AOL is pushing their two year old OpenAim initiative much further this morning with OpenAIM 2.0.
There are three key changes of note. First they are now embracing services that they previously tried to stop – multiheaded clients and websites that allow users to access all of the major instant messaging platforms in one place. These are desktop services like Pidgin (open source), Adium (Mac) and Trillian (Windows). And web based services like Meebo and eBuddy. Today those services have to hack in to MSN, Yahoo and AOL services (Google Gtalk is open). Now AOL is giving them unfettered access, too.
What that means is that AOL goes from being in a position of half ignoring services like Meebo and half vaguely threatening to sue them, to fully embracing and supporting the services.
Second, AOL is also removing the usage restrictions that were put in place two years ago that restricted big services from using them (again, forcing Meebo, eBuddy and others to hack in).
Third, AOL is saying they’ll soon be giving partners who build software on top of AIM the option to run AOL-served advertisements with a revenue share.
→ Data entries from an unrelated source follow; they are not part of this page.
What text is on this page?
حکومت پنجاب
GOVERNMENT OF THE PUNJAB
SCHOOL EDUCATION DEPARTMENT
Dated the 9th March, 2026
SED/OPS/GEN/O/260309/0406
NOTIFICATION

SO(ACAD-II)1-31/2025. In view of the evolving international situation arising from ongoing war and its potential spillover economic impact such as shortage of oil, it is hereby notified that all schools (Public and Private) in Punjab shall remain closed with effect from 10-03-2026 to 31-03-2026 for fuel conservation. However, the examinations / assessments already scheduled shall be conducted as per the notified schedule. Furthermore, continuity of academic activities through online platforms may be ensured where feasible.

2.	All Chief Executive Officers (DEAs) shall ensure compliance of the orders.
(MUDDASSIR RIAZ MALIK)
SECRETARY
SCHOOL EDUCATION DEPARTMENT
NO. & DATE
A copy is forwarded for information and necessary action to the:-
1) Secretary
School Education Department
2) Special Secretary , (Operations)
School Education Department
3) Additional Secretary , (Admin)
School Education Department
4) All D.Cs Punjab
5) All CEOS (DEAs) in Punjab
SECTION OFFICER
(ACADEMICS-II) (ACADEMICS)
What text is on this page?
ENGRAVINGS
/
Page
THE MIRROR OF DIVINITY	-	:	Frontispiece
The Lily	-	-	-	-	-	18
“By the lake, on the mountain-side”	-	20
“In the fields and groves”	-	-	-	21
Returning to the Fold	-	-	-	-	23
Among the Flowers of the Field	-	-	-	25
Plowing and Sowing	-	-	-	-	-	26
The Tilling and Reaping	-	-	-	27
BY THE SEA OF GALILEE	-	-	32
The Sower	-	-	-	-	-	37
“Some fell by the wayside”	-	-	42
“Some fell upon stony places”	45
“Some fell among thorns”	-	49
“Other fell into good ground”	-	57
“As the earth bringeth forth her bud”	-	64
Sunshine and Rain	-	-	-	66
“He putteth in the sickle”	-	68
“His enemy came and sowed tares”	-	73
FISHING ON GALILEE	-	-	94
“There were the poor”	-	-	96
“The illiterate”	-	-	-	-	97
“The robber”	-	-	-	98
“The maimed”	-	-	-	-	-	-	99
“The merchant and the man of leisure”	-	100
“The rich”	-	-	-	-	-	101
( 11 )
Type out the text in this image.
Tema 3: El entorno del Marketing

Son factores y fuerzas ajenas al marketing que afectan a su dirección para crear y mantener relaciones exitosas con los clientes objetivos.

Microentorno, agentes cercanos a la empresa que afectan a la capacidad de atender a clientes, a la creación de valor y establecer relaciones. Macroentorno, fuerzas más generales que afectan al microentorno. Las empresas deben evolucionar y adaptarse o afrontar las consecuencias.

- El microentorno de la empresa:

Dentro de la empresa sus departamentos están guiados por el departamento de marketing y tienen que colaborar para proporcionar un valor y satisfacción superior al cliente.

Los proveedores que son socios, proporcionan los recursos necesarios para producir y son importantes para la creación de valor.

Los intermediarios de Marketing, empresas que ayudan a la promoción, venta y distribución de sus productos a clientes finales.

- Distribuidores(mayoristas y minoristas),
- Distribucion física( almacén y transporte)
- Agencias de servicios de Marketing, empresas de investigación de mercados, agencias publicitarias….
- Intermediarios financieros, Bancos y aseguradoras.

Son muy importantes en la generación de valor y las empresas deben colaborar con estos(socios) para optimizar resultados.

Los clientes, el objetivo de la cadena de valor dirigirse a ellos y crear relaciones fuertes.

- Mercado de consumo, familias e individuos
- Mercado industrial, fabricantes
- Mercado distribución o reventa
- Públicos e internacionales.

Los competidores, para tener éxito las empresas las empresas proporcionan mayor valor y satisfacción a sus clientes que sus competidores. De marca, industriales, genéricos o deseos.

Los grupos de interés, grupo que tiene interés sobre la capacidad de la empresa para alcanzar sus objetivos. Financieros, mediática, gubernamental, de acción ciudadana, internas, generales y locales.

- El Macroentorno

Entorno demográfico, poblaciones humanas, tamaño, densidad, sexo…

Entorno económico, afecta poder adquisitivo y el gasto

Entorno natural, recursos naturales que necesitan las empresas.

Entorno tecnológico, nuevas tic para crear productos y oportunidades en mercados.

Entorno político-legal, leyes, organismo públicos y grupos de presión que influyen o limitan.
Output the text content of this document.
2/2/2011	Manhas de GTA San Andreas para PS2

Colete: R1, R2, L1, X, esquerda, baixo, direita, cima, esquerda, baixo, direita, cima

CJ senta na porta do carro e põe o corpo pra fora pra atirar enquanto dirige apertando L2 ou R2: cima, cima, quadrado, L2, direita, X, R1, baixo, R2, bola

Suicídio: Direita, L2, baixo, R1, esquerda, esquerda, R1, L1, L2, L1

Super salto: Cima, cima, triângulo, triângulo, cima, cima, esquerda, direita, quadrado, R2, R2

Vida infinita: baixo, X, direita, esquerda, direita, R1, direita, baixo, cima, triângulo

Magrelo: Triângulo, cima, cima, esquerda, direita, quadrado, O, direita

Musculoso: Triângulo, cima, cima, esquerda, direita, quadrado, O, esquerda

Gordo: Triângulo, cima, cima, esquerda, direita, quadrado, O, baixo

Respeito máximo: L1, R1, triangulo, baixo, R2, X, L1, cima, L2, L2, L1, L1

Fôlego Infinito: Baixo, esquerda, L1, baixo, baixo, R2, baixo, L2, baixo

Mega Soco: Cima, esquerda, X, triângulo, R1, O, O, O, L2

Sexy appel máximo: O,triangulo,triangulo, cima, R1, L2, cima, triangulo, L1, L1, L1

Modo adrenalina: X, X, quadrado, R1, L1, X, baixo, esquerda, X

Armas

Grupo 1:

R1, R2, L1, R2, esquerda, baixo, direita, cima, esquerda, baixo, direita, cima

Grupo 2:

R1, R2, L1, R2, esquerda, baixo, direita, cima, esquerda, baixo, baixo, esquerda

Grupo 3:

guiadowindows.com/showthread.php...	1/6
AOL says more details on advertising will be coming next month, and will be powered by their Userplane group, which AOL acquired in 2006.
There are a number of additional changes to OpenAIM as well, including more robust tools for third party add-ons (see gallery of existing add-ons here) and for mobile applications. And they are documenting their protocol for accessing AIM, called OSCAR.
David Liu, AOL SVP of Social Media, Messaging and Homepages, said in an interview that they want to remove all the friction and hurdles to third parties who want to leverage the AIM service, and welcome them with open arms. “To that end, we’ve come together with third-party chat services such as meebo and eBuddy to enhance the experiences of our users who access the AIM platform from these web-based services. We’re also giving developers the tools and flexibility they desire to build innovative and meaningful applications around instant messaging for web users around the globe.”
AIM has 27.3 million monthly users (plus another 30 million at ICQ, which is not part of this announcement), according to recent Comscore data. MSN has 235 million and Yahoo has 97.6 million. Gtalk has 4.9 million.